Perry first discussed his idea with two of his business partners whom he worked with in the vending business, brothers Peter Maragos and Jack Maragos. Once committed to the plan, Perry approached local Pittsburgh lettering expert and WTAE art director Joseph Bock about creating weighted ping-pong balls that were replicas of the official balls used in the lottery machines. Bock agreed to help, and experimented with powder and other substances until he settled on white latex paint. Bock performed careful experiments to determine just the right amount of paint to use so that the weighted balls could fly up off the bottom of the machine, but not high enough to reach the vacuum tube so the ball would be drawn out of the machine. The men thought it would be too risky to weight nine of the ten balls for each machine, so they decided to leave both the 4 and 6 balls unchanged. Those would be the only balls light enough to actually be drawn. This would reduce the number of possible combinations to eight: 444, 446, 464, 466, 644, 646, 664, and 666. Bock then applied labels on the balls (obtained from an art supply store) that matched those of the originals.

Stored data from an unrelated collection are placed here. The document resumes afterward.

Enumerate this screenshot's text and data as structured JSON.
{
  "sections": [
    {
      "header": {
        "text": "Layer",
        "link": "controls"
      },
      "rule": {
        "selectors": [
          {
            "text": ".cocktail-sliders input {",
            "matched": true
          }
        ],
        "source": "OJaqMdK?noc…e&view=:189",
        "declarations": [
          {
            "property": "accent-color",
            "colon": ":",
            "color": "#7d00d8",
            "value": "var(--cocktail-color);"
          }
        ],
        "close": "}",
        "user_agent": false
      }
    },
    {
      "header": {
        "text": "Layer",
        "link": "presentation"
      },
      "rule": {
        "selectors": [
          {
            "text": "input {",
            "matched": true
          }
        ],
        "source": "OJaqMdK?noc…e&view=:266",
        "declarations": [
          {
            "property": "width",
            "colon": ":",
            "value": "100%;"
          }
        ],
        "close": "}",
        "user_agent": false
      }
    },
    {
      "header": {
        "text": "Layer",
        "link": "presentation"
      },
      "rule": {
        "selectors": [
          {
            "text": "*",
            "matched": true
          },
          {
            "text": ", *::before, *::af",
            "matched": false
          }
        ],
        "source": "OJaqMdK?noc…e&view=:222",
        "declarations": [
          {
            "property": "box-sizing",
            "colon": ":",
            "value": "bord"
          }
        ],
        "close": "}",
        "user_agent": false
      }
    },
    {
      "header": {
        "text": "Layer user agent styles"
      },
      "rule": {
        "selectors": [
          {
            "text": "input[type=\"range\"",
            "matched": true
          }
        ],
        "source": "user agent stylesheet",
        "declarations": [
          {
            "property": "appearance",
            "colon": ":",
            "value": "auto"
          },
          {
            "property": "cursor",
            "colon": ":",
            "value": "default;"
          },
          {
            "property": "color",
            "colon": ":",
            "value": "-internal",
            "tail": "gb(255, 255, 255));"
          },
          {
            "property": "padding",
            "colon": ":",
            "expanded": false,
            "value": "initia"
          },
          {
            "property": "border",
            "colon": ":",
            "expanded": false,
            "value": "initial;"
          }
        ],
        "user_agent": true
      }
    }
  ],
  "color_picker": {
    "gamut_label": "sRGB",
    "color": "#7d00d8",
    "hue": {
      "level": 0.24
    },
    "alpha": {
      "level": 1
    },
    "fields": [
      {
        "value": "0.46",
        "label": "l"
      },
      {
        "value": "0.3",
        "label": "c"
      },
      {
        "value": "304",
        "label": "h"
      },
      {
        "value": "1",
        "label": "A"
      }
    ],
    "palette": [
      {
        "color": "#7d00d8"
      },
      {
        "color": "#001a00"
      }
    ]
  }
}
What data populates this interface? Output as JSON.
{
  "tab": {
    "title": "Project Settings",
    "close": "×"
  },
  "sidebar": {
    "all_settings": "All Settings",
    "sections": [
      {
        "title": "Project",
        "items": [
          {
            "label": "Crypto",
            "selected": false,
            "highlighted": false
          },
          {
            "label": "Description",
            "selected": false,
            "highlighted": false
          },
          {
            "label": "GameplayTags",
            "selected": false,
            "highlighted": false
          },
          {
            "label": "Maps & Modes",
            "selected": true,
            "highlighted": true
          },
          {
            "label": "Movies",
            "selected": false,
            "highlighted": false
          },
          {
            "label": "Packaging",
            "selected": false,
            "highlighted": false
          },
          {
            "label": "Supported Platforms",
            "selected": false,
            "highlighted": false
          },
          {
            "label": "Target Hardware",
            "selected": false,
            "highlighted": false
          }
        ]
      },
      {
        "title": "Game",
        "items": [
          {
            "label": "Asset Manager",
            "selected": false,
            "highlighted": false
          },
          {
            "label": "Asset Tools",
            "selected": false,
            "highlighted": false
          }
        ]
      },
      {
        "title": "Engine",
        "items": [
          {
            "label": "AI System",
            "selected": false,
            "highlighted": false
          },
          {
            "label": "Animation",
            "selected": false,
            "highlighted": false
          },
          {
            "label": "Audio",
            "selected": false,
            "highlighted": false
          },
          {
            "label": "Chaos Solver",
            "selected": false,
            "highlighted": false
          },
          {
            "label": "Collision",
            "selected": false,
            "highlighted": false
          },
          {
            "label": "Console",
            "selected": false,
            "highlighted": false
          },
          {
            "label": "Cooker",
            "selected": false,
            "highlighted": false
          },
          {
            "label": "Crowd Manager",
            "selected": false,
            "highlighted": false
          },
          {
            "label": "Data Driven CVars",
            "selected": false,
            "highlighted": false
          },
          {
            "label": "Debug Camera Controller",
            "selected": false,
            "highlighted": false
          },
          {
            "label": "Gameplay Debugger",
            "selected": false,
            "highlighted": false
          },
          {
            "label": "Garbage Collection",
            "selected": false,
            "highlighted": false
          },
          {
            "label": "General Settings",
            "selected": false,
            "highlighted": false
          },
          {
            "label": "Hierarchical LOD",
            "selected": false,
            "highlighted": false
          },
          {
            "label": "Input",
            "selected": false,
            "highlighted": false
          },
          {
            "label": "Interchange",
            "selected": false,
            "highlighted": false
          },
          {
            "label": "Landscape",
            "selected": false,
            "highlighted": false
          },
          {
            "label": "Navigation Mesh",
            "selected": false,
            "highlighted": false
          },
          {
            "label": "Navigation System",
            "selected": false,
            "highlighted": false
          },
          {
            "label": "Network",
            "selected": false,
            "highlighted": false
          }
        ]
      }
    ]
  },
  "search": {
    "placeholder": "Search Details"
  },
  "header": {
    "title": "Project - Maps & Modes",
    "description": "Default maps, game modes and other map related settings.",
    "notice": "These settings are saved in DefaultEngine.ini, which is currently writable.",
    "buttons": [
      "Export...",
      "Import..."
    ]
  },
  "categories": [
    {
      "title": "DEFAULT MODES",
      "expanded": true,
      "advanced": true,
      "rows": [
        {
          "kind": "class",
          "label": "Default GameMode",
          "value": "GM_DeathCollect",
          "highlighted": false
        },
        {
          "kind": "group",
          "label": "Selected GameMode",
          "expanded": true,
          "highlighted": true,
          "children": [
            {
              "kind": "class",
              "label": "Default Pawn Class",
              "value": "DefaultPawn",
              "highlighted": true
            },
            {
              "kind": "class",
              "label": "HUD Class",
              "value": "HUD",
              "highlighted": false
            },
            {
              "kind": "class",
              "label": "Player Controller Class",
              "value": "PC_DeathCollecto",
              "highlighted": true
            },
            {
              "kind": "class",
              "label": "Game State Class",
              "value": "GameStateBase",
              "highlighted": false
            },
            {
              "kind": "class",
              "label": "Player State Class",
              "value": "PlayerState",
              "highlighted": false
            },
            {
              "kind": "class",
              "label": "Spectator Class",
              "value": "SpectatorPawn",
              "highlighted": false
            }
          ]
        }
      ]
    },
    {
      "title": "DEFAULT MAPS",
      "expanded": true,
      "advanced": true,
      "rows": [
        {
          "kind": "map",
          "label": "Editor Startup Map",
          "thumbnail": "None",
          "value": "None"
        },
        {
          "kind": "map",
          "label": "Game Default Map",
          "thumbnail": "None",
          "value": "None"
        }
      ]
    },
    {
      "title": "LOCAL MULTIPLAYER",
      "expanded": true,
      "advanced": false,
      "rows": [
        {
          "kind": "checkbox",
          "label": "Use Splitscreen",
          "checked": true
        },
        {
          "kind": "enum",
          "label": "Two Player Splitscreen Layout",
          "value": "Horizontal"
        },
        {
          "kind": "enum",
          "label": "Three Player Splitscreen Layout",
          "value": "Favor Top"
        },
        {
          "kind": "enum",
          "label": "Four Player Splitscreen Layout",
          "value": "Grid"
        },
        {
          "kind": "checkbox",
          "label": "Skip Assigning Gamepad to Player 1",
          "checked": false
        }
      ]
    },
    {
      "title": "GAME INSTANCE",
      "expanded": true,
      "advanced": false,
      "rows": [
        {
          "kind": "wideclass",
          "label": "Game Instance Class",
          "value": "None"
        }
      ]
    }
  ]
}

Perry received access to the machines and ping pong balls through the involvement of Edward Plevel, a lottery official. Plevel left the machines and balls unguarded for several minutes on a few occasions. Perry also got WTAE stagehand Fred Luman to actually switch the original balls with the weighted ones before and after the drawing. Bock then took the rigged balls back to his studio and burned them in a paint can a half-hour after the on-air drawing was done.